Abstract

Dear Editor:
What data analysis problems in science can use clouds and/or MapReduce. What data analysis problems need iterative algorithms poorly supported by basic MapReduce. What are tradeoffs in performance, usability, flexibility, and fault tolerance between MPI and Iterative MapReduce. What are requirements for workflow systems needed to support complicated science data processing.
Here we examine different ways for using clouds for pleasingly parallel applications where we have compared five different approaches using two biomedical applications. We look at the cloud infrastructure service-based virtual machine utility computing models of Amazon AWS and Microsoft Windows Azure; MapReduce-based computing frameworks Apache Hadoop (deployed on raw hardware as well as on virtual machines) and Microsoft DryadLINQ. We compare performance showing strong variations in cost between different EC2 machine choices and comparable performance between the utility computing (spawn off a set of jobs) and managed parallelism (MapReduce). The MapReduce approach offered the most user-friendly approach. Typical results (Gunarathne et al., 2010) are shown in Figure 1.

Time to process a single biology sequence file (458 reads) per core with different frameworks.
Results such as in Figure 2, where the results of 30,000 Metagenomics sequences in 3D are shown, can be seen as in a typical bioinformatics pipeline of Smith-Waterman distance Computation, Deterministic Annealing Clustering and MDS visualization as shown in Figure 3.

Results of 17 clusters for full sample using Sammon's version of MDS for visualization.

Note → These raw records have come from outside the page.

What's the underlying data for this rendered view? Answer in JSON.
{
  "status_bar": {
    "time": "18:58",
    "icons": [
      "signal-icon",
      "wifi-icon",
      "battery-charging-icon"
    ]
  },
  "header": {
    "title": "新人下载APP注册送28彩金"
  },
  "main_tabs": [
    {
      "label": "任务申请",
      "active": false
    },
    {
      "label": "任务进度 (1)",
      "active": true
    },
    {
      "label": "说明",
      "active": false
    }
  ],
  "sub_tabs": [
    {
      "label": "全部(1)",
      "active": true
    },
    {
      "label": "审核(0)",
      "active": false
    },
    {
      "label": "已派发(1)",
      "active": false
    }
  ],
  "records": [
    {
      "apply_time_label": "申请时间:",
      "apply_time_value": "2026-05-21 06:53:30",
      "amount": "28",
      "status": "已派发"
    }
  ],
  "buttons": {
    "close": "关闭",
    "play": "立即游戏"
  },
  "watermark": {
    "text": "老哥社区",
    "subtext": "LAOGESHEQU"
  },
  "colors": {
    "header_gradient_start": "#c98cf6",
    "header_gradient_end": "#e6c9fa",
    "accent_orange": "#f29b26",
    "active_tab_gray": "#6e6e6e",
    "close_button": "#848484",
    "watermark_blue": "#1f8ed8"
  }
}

Pipeline for analysis of metagenomics data.
The visualization uses dimension reduction where we have implemented two powerful methods GTM (Generative Topographic Mapping) and MDS (Multidimensional Scaling) (Bae et al., 2010; Choi et al., 2010).
Only MDS can be used for DNA sequence visualization as GTM requires a vector representation of original high dimensional data, whereas MDS only requires the N by N matrix of dissimilarity scores between sequences. Multiple Sequence Alignment needed to obtain a uniform vector representation of sequences is typically infeasible. The distance matrix calculation needed by MDS is very suitable for cloud implementation as the computations are independent. However, both clustering and MDS require parallel implementation as they are expensive O(N2) computations; the run time of these on a 768 core cluster is about 3 h for 30,000 sequences with a speed up of 500. These parallel implementation run poorly on clouds or MapReduce as their iterative algorithms require the long running processes and low latency of MPI. Thus, we see hybrid cluster-cloud architectures as needed for this class of problem where a complete workflow is gotten by linking separate services in clouds and closely coupled clusters.
We have developed new interpolation algorithms for both MDS and GTM, which can exploit clouds and MapReduce for the dominant part of the computation for large problems. These perform a basic dimension reduction for a sample of the data (20,000–100,000 points), which runs using MPI on a cluster; the remaining points are interpolated, which is a pleasingly parallel cloud application. We will present performance results for run time and quality of dimension reduction.
Alternatively we have extended MapReduce in an open source system, Twister (Ekanayake et al., 2010; Twister, 2010; available at http://www.iterativemapreduce.org/), that supports iterative computations of the type needed in clustering, MDS and GTM. This programming paradigm is attractive as it supports all phases of the pipeline in Figure 1. We present performance comparisons between MPI, MapReduce, and Twister on kernel applications such as matrix multiplication as well as the core services of Figure 1 in (Ekanayake et al., 2010). Other approaches to Iterative MapReduce are Pregel (Malewicz et al., 2010), HaLoop (Bu et al., 2010), and Spark (Zaharia et al., 2010).
Footnotes
Author Disclosure Statement
The author declares that no conflicting financial interests exist.